The blood brain barrier (BBB) in the human brain is a very important aspect in human physiology. The human BBB separates circulating blood from the central nervous system, thus protecting the brain from many infections and toxins. But the BBB also blocks the passage of many potentially useful drugs to the brain and it has long stymied scientists who want to learn more about this vital tissue because of the lack of realistic non-human lab models.
Even less is known about the BBB in children. There are significant structural and functional differences between the pediatric and adult BBB, but ethical considerations clearly limit research possibilities. So while it is known that the immature brain is especially vulnerable to damage from inflammation as well as from oxygen or blood deprivation and an altered BBB has been linked to cerebral palsy and to complications from traumatic brain injury in children, research to date on these questions has been hampered.
Now bio engineering researchers at Temple University in Philadelphia have come up with an experimental workaround; a synthetic pediatric blood-brain barrier on a small chip and have tested it successfully using rat brain endothelial cells (RBECs) from rat pups and human endothelial cells. They will describe it at the ASCB/IFCB meeting in Philadelphia on December 8. The model BBB on a chip is the creation of postdoctoral fellow Sudhir Deosarkar in the laboratory of Mohammad Kiani at Temple University in Philadelphia in collaboration with Barbara Krynska from the Shriners Hospitals Pediatric Research Center at Temple's School of Medicine and Balabhaskar Prabhakarpandian from CFD Research Corporation in Huntsville, Alabama.

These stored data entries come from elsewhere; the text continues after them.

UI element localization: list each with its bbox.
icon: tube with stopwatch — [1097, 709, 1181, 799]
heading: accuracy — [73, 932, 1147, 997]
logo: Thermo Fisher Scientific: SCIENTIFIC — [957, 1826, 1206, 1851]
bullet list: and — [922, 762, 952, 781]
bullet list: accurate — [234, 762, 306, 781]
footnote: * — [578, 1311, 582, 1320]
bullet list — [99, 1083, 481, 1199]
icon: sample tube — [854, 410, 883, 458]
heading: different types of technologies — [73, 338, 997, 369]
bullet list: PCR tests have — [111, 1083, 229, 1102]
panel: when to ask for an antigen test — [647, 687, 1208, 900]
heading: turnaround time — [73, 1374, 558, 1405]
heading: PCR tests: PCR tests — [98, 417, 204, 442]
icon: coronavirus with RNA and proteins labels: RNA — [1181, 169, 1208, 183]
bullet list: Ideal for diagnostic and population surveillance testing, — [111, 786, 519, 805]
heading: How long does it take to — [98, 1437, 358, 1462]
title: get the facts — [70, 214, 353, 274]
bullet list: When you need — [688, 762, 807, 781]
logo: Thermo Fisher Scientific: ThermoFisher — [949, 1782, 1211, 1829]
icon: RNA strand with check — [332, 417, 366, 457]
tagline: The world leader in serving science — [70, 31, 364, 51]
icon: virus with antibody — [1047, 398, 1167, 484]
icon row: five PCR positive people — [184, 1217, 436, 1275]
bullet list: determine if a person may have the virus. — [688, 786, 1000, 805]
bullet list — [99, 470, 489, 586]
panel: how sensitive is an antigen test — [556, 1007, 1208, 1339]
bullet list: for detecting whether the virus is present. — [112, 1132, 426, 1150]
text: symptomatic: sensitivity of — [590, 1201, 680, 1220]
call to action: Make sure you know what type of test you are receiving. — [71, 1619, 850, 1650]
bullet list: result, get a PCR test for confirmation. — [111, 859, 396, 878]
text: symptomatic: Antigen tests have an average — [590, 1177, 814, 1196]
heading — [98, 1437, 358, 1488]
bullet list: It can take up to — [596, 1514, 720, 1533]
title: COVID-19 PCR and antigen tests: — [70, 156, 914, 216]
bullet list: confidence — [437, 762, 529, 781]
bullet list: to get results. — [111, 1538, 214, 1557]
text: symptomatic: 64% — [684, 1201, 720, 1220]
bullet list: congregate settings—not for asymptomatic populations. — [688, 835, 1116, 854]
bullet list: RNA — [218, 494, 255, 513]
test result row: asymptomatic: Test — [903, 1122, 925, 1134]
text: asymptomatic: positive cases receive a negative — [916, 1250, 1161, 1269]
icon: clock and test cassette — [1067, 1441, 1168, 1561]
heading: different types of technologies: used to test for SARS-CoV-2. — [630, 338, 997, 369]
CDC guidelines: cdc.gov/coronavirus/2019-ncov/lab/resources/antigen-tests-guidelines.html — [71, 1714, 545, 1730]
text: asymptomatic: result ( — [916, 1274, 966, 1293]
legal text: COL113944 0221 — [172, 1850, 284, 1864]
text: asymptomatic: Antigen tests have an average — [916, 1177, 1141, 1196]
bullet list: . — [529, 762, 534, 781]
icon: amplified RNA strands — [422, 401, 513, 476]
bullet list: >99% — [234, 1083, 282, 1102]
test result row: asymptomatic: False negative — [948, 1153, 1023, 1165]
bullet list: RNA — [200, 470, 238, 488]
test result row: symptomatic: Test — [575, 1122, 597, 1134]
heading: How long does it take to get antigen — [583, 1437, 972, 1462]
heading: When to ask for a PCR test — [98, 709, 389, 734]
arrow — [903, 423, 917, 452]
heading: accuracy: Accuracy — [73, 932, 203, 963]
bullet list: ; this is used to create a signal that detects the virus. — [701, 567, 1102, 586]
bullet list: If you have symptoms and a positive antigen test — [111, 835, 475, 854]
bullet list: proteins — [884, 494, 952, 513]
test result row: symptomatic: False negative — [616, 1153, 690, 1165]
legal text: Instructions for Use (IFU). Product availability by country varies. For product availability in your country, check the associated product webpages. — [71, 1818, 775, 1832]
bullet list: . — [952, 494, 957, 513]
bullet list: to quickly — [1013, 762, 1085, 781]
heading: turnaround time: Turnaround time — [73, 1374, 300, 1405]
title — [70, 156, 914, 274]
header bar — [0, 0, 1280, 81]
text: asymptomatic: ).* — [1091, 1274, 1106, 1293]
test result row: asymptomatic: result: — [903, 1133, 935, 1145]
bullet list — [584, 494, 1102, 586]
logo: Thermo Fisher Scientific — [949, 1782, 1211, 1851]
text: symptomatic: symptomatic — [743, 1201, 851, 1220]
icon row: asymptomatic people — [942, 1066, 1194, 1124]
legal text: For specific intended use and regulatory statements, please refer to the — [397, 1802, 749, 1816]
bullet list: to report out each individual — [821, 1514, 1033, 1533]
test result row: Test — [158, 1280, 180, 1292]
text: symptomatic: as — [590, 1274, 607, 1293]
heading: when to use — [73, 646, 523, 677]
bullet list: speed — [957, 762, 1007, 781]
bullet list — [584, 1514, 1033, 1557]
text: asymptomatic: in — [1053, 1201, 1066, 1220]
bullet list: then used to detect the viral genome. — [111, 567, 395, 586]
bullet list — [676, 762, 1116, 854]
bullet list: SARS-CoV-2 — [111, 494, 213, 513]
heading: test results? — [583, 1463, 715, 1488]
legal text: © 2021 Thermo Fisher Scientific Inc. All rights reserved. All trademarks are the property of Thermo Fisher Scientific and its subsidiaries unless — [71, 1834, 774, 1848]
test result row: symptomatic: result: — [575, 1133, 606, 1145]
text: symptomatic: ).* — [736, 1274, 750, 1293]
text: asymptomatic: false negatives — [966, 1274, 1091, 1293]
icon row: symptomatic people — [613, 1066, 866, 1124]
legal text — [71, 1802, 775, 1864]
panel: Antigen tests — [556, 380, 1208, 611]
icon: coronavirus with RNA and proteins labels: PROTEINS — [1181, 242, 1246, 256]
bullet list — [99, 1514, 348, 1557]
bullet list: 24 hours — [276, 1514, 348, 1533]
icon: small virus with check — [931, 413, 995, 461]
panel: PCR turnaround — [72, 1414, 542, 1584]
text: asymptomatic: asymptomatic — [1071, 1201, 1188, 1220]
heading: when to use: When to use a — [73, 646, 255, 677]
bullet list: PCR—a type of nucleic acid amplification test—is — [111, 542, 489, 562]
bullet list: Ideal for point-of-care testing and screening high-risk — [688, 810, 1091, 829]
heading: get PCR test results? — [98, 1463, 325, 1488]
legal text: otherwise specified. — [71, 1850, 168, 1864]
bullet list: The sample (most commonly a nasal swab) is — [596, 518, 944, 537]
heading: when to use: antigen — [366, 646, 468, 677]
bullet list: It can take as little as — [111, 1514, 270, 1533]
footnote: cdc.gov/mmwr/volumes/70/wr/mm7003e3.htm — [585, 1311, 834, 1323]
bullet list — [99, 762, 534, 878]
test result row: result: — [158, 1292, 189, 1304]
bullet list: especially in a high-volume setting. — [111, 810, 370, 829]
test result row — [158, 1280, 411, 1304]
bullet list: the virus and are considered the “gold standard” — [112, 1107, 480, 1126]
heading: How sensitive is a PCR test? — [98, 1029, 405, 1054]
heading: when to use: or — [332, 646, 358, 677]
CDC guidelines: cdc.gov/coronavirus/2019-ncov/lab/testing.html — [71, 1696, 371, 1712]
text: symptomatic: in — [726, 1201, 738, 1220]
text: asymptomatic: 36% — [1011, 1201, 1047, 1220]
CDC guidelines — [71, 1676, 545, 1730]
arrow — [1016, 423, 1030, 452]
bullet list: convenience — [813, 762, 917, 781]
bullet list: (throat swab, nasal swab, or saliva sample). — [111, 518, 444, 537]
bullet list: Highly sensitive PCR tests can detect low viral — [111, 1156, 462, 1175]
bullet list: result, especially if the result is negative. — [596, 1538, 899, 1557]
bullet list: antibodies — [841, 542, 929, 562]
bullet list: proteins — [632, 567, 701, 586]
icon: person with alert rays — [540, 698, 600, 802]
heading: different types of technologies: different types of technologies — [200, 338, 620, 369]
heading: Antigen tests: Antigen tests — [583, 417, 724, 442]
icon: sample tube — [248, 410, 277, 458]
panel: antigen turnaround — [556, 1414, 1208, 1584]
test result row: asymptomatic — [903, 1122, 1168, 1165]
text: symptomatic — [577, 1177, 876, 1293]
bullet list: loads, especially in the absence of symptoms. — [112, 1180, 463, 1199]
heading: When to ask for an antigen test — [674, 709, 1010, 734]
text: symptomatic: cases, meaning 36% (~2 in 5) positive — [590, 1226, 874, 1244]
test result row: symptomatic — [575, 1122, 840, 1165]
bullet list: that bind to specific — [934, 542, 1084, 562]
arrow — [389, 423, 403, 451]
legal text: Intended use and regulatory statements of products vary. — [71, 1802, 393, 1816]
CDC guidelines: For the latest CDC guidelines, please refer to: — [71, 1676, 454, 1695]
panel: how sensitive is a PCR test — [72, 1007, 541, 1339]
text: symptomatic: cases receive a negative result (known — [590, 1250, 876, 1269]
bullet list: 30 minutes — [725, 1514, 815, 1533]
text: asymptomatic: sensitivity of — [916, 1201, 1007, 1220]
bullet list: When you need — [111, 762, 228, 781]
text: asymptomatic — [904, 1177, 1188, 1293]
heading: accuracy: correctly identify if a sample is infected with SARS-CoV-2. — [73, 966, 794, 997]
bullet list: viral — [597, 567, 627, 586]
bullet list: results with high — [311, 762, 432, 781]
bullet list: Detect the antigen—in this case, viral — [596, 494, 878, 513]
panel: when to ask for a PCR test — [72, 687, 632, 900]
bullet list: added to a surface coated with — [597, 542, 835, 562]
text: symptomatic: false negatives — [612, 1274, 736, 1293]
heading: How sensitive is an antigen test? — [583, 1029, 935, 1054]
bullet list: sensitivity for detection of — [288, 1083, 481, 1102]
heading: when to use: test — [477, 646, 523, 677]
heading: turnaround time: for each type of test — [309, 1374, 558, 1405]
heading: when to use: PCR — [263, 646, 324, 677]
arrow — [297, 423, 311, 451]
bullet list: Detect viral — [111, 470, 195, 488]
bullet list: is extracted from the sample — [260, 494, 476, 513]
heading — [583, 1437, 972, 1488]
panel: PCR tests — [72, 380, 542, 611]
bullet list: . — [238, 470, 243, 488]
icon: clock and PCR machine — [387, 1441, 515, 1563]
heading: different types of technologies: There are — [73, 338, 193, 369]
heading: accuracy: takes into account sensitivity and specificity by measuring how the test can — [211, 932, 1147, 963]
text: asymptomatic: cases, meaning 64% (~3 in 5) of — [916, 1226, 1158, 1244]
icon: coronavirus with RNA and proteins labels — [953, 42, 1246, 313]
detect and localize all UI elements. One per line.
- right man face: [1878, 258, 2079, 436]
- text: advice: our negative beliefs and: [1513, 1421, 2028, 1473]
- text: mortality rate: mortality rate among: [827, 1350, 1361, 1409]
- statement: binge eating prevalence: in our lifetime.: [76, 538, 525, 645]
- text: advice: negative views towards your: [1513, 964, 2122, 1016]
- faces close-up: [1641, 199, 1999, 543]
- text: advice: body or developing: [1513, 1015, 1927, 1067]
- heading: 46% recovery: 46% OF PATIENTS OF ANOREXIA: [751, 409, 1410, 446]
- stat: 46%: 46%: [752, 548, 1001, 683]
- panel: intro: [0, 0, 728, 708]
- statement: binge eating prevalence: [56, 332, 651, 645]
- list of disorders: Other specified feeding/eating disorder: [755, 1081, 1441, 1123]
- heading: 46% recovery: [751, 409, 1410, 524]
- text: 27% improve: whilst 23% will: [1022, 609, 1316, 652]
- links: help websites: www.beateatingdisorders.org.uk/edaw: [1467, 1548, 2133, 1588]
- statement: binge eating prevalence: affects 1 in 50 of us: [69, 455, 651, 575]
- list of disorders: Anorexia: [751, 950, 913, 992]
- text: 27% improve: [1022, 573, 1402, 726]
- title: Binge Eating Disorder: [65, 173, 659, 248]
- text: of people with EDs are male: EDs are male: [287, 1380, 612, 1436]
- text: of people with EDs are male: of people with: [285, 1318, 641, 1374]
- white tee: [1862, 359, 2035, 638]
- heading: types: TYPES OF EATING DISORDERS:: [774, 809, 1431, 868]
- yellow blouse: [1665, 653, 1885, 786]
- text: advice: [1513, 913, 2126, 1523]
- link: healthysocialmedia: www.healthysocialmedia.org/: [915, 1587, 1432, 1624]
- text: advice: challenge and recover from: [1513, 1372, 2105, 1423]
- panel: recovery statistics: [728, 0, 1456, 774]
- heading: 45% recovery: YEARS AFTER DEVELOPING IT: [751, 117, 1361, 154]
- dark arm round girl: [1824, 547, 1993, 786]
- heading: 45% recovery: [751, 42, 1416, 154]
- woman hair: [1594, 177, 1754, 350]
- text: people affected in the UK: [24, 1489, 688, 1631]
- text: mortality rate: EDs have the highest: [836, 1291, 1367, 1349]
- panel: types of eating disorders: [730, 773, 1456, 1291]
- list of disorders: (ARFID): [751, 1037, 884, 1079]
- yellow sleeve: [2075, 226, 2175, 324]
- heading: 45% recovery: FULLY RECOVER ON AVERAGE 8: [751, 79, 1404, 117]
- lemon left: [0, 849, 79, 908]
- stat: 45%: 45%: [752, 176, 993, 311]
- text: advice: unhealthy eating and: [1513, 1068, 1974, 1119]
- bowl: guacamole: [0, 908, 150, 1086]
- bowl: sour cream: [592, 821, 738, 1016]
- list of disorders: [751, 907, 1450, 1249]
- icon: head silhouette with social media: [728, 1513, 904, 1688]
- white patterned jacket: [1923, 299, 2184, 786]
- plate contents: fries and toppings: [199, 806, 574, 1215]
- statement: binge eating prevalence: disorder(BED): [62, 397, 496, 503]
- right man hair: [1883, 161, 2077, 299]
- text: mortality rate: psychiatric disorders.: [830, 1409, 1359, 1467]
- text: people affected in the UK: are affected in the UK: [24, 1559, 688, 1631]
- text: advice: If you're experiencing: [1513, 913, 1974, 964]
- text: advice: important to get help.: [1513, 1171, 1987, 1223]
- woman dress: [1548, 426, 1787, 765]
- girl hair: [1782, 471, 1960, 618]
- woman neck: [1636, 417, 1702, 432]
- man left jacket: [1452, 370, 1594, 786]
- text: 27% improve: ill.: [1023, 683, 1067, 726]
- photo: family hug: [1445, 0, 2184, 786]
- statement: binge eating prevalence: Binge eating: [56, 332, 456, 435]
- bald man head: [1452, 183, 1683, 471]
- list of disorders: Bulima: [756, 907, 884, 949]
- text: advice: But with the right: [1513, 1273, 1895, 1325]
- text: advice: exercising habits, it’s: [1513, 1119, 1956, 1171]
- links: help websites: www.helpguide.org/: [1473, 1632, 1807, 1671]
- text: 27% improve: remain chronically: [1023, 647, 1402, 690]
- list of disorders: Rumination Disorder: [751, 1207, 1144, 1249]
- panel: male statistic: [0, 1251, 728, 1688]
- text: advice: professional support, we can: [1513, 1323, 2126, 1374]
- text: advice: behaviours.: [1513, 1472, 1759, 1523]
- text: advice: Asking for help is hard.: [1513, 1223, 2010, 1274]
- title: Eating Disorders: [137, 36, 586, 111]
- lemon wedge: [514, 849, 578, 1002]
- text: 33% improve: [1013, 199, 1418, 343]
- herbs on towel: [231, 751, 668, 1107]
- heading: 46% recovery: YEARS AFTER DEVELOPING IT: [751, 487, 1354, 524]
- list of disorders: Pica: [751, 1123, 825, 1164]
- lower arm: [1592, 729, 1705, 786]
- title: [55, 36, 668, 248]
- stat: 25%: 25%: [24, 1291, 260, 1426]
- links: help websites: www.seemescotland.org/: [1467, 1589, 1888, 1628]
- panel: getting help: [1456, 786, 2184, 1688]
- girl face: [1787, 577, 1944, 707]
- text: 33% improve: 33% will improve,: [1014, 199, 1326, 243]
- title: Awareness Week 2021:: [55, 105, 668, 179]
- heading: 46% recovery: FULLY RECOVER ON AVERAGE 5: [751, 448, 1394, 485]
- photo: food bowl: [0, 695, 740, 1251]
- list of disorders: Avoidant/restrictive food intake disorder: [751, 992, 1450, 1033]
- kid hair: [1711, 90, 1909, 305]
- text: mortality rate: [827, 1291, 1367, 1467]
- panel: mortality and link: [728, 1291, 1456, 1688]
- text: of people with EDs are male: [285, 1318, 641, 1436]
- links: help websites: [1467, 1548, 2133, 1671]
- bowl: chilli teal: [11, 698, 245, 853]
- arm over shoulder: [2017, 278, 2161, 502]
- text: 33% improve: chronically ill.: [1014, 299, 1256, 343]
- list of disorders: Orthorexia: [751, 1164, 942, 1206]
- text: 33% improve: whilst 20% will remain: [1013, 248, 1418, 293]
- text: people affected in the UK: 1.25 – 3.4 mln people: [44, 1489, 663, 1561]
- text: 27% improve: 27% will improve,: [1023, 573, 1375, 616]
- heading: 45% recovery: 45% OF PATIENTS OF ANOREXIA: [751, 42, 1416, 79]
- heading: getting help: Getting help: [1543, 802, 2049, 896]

Deosarkar calls his physiologically realistic in vitro pediatric BBB model on a chip, the B3C. It has two compartments, one to grow blood vessel cells in and another for cultured brain cells, mimicking the physiology of the BBB. The researchers fabricated the B3C using an optically clear, oxygen permeable polymer, polydimethylsiloxane, on a glass slide with vascular (apical) and tissue (basolateral) compartments. For a proof of principle test, Deosarkar grew the rat brain blood vessel cells on the vascular side of the chip and tested the barrier they formed under a variety of flow conditions with a range of tests including immunofluorescence staining of tight junctions that interconnected the endothelial cells as well as the electrical resistance across the barrier, and by tracking various sized molecules as they crossed to the tissue side of the model. The results were encouraging, Deosarkar reports. Because the interactions of endothelial cells with adjacent brain cells and factors secreted from these cells are necessary for BBB function, permeability of fluorescently tagged molecules was significantly reduced in the presence of factors from brain cells, modeling the of human BBB.
By culturing RBECs and human endothelial cells under flow conditions, the researchers found that cell-cell junctions they formed accurately mimicked endothelial barrier formation in the brain. Says Deosarkar, "In this study, we have developed a first realistic pediatric BBB model (B3C) using RBECs from rat pups and human endothelial cells which could serve as an in vitro model system for studying BBB function in pediatric neurological diseases as well as for testing novel therapies for these diseases."